Lazaro and Oliver looked at her admiringly, and Ophelia frowned and stared down at her empty supper plate for a long moment. "I don't know," she said softly at last.

Marthe smiled reassuringly. "Well, if you think about it enough, I'm sure you will eventually," she said. "Now, were there any other feelings you wanted to share?"

Ophelia shook her head slowly.

"Then why don't you help me clear the table, and go get ready for bed?" said Marthe. "It's already nearly eight o'clock, and I'm sure we've all had a very tiring day."


Ophelia, ever obedient, did as her mother had proposed; once she was in bed, though, she settled herself with Seven determination to work out the puzzle that had been presented to her. Everything had to have an idea of itself in order to exist, yet there must have been something that existed before anything else that could have had an idea of it. How could those two things be reconciled?

She toyed with the possibility that ideas could exist in some way without minds to have them. After all, she had compared them to fragrances, and fragrances, she knew, were just the nose's way of interpreting gaseous emissions that could exist without being smelt; why, then, shouldn't ideas be the mind's way of interpreting something else, which could exist without being thought of? And that sounded all right at first – but then, when she tried to conceive of what that something else might be, she couldn't make it work, and got more and more frustrated until she realized that what she was trying to do was get an idea of something that, by its own rules, didn't have an idea. Which meant it couldn't be thought of – and therefore couldn't be real, since the one thing Ophelia was sure of was that you could think of anything that was real. So that was no good.

What about the other end of it, then? Was it certain that the first thing existed before anyone had thought of it? Maybe the first thing had thought of itself; maybe it existed because it had thought of itself… but no, that didn't work either. You couldn't start existing because you did something; that was just silly.

Unless… what if the First Thing hadn't ever started existing, but had just always existed? Then it could always have had the idea of itself, so that worked – and maybe it had had the ideas of everything else, too. That actually made a lot of sense, in a strange way…

"But what happened to it, then?" she murmured aloud into her comfort object's fur. "If it always existed, how could anything make it stop existing? And if it hasn't stopped, where is it?"
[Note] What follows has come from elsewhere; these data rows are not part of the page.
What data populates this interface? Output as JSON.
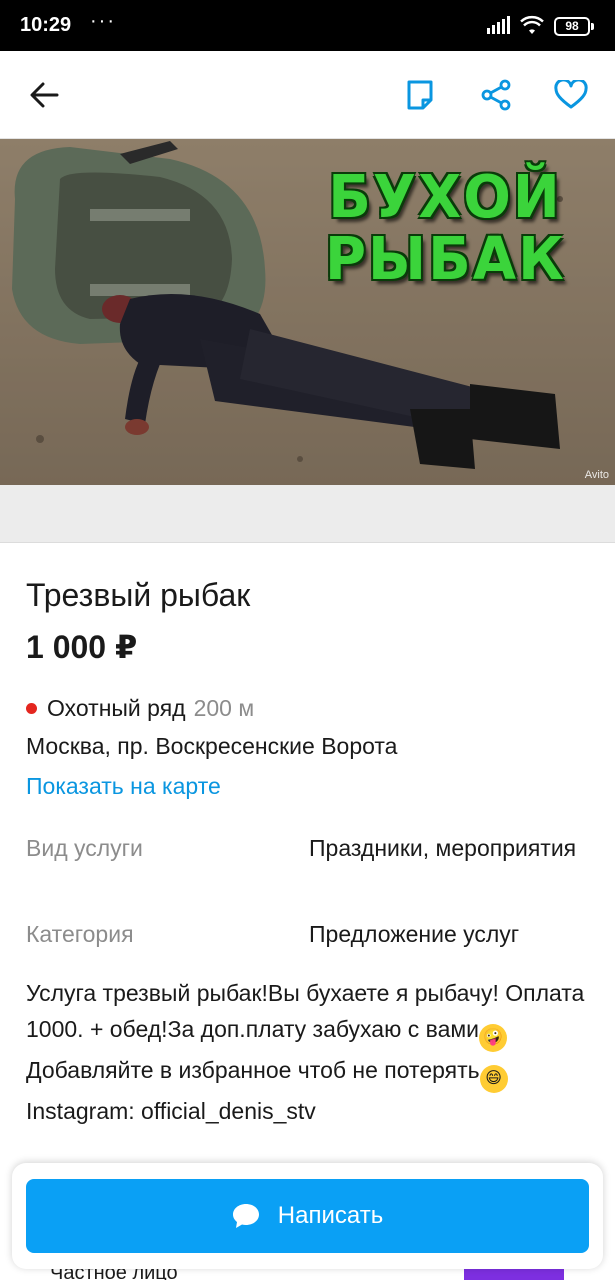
{
  "status_bar": {
    "time": "10:29",
    "dots": "···",
    "battery": "98"
  },
  "toolbar": {
    "back_icon": "arrow-left-icon",
    "note_icon": "note-icon",
    "share_icon": "share-icon",
    "favorite_icon": "heart-icon",
    "accent": "#0a96e0"
  },
  "photo": {
    "caption_line1": "БУХОЙ",
    "caption_line2": "РЫБАК",
    "watermark": "Avito"
  },
  "listing": {
    "title": "Трезвый рыбак",
    "price": "1 000 ₽",
    "metro_station": "Охотный ряд",
    "metro_distance": "200 м",
    "metro_color": "#e4261f",
    "address": "Москва, пр. Воскресенские Ворота",
    "map_link": "Показать на карте",
    "params": [
      {
        "key": "Вид услуги",
        "value": "Праздники, мероприятия"
      },
      {
        "key": "Категория",
        "value": "Предложение услуг"
      }
    ],
    "description": {
      "part1": "Услуга трезвый рыбак!Вы бухаете я рыбачу! Оплата 1000. + обед!За доп.плату забухаю с вами",
      "part2": "Добавляйте в избранное чтоб не потерять",
      "part3": "Instagram: official_denis_stv",
      "emoji1": "🤪",
      "emoji2": "😄"
    }
  },
  "seller": {
    "type_label": "Частное лицо"
  },
  "action": {
    "write_label": "Написать",
    "button_color": "#0aa0f5"
  }
}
She racked her memories of all the things her Instructors had taught her about, trying to think of one that might plausibly be the First Thing (or Person, really, if it could have ideas) that ever was. But nothing seemed to fit, and she was left with the uncomfortable sense that there was something supremely important that her Instructors knew nothing about, and maybe had never even realized that they ought to.

Was it in another Community, maybe? In the unexplored parts of Elsewhere? Or could it still be around, but have hidden itself from the people of her Community? Maybe it was unhappy with them for some reason; maybe the Elders of long ago had made it promise not to interfere with the Community's life; maybe… maybe?
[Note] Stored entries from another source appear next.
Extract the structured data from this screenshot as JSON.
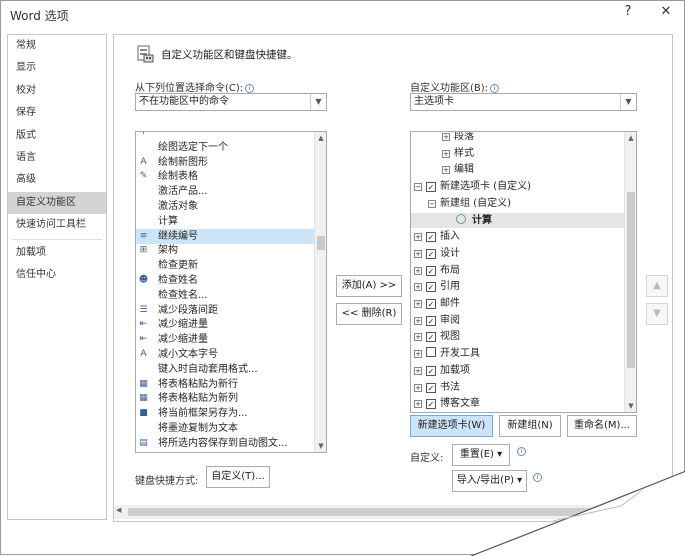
{
  "window": {
    "title": "Word 选项",
    "help": "?",
    "close": "✕"
  },
  "nav": [
    "常规",
    "显示",
    "校对",
    "保存",
    "版式",
    "语言",
    "高级",
    "自定义功能区",
    "快速访问工具栏",
    "加载项",
    "信任中心"
  ],
  "header": {
    "title": "自定义功能区和键盘快捷键。"
  },
  "left": {
    "label": "从下列位置选择命令(C):",
    "dropdown": "不在功能区中的命令",
    "items": [
      {
        "text": "",
        "icon": "move-icon"
      },
      {
        "text": "绘图选定下一个",
        "icon": ""
      },
      {
        "text": "绘制新图形",
        "icon": "shape-icon"
      },
      {
        "text": "绘制表格",
        "icon": "pencil-icon"
      },
      {
        "text": "激活产品...",
        "icon": ""
      },
      {
        "text": "激活对象",
        "icon": ""
      },
      {
        "text": "计算",
        "icon": ""
      },
      {
        "text": "继续编号",
        "icon": "list-icon"
      },
      {
        "text": "架构",
        "icon": "schema-icon"
      },
      {
        "text": "检查更新",
        "icon": ""
      },
      {
        "text": "检查姓名",
        "icon": "person-icon"
      },
      {
        "text": "检查姓名...",
        "icon": ""
      },
      {
        "text": "减少段落间距",
        "icon": "spacing-icon"
      },
      {
        "text": "减少缩进量",
        "icon": "indent-icon"
      },
      {
        "text": "减少缩进量",
        "icon": "indent-icon"
      },
      {
        "text": "减小文本字号",
        "icon": "font-size-icon"
      },
      {
        "text": "键入时自动套用格式...",
        "icon": ""
      },
      {
        "text": "将表格粘贴为新行",
        "icon": "table-icon"
      },
      {
        "text": "将表格粘贴为新列",
        "icon": "table-icon"
      },
      {
        "text": "将当前框架另存为...",
        "icon": "save-icon"
      },
      {
        "text": "将墨迹复制为文本",
        "icon": ""
      },
      {
        "text": "将所选内容保存到自动图文...",
        "icon": "doc-icon"
      }
    ]
  },
  "middle": {
    "add": "添加(A) >>",
    "remove": "<< 删除(R)"
  },
  "right": {
    "label": "自定义功能区(B):",
    "dropdown": "主选项卡",
    "items": [
      {
        "text": "段落",
        "level": 2,
        "exp": "+",
        "cb": null
      },
      {
        "text": "样式",
        "level": 2,
        "exp": "+",
        "cb": null
      },
      {
        "text": "编辑",
        "level": 2,
        "exp": "+",
        "cb": null
      },
      {
        "text": "新建选项卡 (自定义)",
        "level": 0,
        "exp": "−",
        "cb": "✓"
      },
      {
        "text": "新建组 (自定义)",
        "level": 1,
        "exp": "−",
        "cb": null
      },
      {
        "text": "计算",
        "level": 3,
        "exp": "",
        "cb": null
      },
      {
        "text": "插入",
        "level": 0,
        "exp": "+",
        "cb": "✓"
      },
      {
        "text": "设计",
        "level": 0,
        "exp": "+",
        "cb": "✓"
      },
      {
        "text": "布局",
        "level": 0,
        "exp": "+",
        "cb": "✓"
      },
      {
        "text": "引用",
        "level": 0,
        "exp": "+",
        "cb": "✓"
      },
      {
        "text": "邮件",
        "level": 0,
        "exp": "+",
        "cb": "✓"
      },
      {
        "text": "审阅",
        "level": 0,
        "exp": "+",
        "cb": "✓"
      },
      {
        "text": "视图",
        "level": 0,
        "exp": "+",
        "cb": "✓"
      },
      {
        "text": "开发工具",
        "level": 0,
        "exp": "+",
        "cb": ""
      },
      {
        "text": "加载项",
        "level": 0,
        "exp": "+",
        "cb": "✓"
      },
      {
        "text": "书法",
        "level": 0,
        "exp": "+",
        "cb": "✓"
      },
      {
        "text": "博客文章",
        "level": 0,
        "exp": "+",
        "cb": "✓"
      }
    ],
    "new_tab": "新建选项卡(W)",
    "new_group": "新建组(N)",
    "rename": "重命名(M)...",
    "customize_label": "自定义:",
    "reset": "重置(E) ▾",
    "import_export": "导入/导出(P) ▾"
  },
  "keyboard": {
    "label": "键盘快捷方式:",
    "button": "自定义(T)..."
  }
}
Such deep thoughts are tiring for a Seven, and they soon wore out Ophelia's slight frame. After about half an hour's wrestling with them, she sank into a deep, dreamless sleep, from which nothing could have roused her until the following morning's daylight broke through her bedroom window.

In one way, this was good for her; the soundness of her slumber enabled her thoughts to clarify themselves, and, when she finally awoke, her mind was alight with the realization of where she might turn to have her questions answered. But it was some time before she was able to act on this insight – for, when she emerged from her sleeping area, brimming with her new epiphany, she found to her consternation that she had slept right through one of the most cataclysmic events that the Community had ever undergone, and that nobody about her had any time for her abstract speculations.

The nature of this cataclysm will be next related.